Sunday, August 26, 2007

Complications of Diabetes

Complications of Diabetes
Diabetes can be a very difficult illness to manage, but it’s important to control your diabetes so you can avoid serious health complications. Unfortunately, even with diligent compliance, complications do occur.
Diabetes means you body has trouble keeping the level of glucose, or sugar in your blood in a healthy range. Often, in an uncontrolled diabetic patient, blood sugar can skyrocket to life-threatening levels. But that’s not the only danger: long-term elevation of blood sugar causes damage to every organ and system in your body.
Because you may not notice symptoms of mildly elevated glucose, it’s crucial to maintain a well-controlled diet and monitor your sugar frequently. Know what circumstances can affect your body’s glucose levels. Taking new medications or having an infection can have an impact on the way your body uses insulin.
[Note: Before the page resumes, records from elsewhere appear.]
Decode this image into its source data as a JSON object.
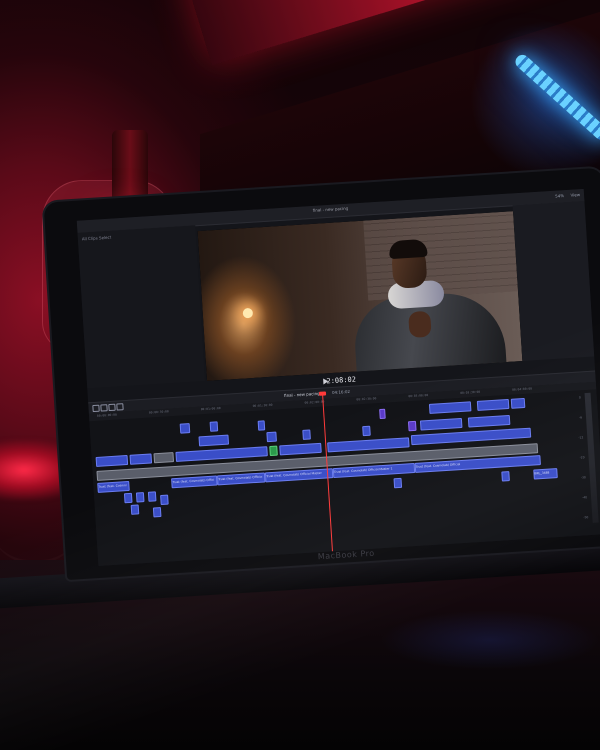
{
  "app": {
    "window_title": "final - new pacing",
    "library_label": "All Clips  Select",
    "zoom": "54%",
    "view_label": "View"
  },
  "viewer": {
    "timecode": "2:08:02"
  },
  "timeline": {
    "project_name": "final - new pacing",
    "duration": "04:16:02",
    "ruler_ticks": [
      "00:00:00:00",
      "00:00:30:00",
      "00:01:00:00",
      "00:01:30:00",
      "00:02:00:00",
      "00:02:30:00",
      "00:03:00:00",
      "00:03:30:00",
      "00:04:00:00"
    ],
    "clip_labels": {
      "primary_1": "Trust (feat. Cosmolab)",
      "primary_2": "Trust (feat. Cosmolab) Official",
      "primary_3": "Trust (feat. Cosmolab) Official",
      "primary_4": "Trust (feat. Cosmolab) Official Master",
      "primary_5": "Trust (feat. Cosmolab) Official Master 1",
      "primary_6": "Trust (feat. Cosmolab) Official",
      "end_clip": "BRL_3488"
    },
    "meter_labels": [
      "0",
      "-6",
      "-12",
      "-20",
      "-30",
      "-40",
      "-50"
    ]
  },
  "device": {
    "brand": "MacBook Pro"
  },
  "colors": {
    "room_red": "#c0142e",
    "led_blue": "#3aa8ff",
    "clip_blue": "#3a4ec8",
    "playhead_red": "#ff3a3a"
  }
}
Diabetes damages your circulation, starving tiny blood vessels called the microcirculation. As a result, blood flow to the extremities, especially the feet and legs is reduced. Blood flow to the nerves is also diminished, resulting in a loss of feeling called neuropathy. Since these problems occur so slowly, patients often don’t notice until they are advanced. Some of the other organs that sustain the most damage are the kidneys and the eyes. Blindness and kidney failure requiring dialysis are frequent complications in diabetes.
As a result of poor circulation and neuropathy, people with diabetes are especially vulnerable to infections. And once they develop, the compromised circulation is far less capable of fighting off infection. For this reason, it is important for people with diabetes to see their primary care doctor regularly and make sure to see specialists like podiatrists, dentist and ophthalmologists at least one a year. Your medical team can also help you find resources for complying with your medication schedule and diet, weight control and emotional support.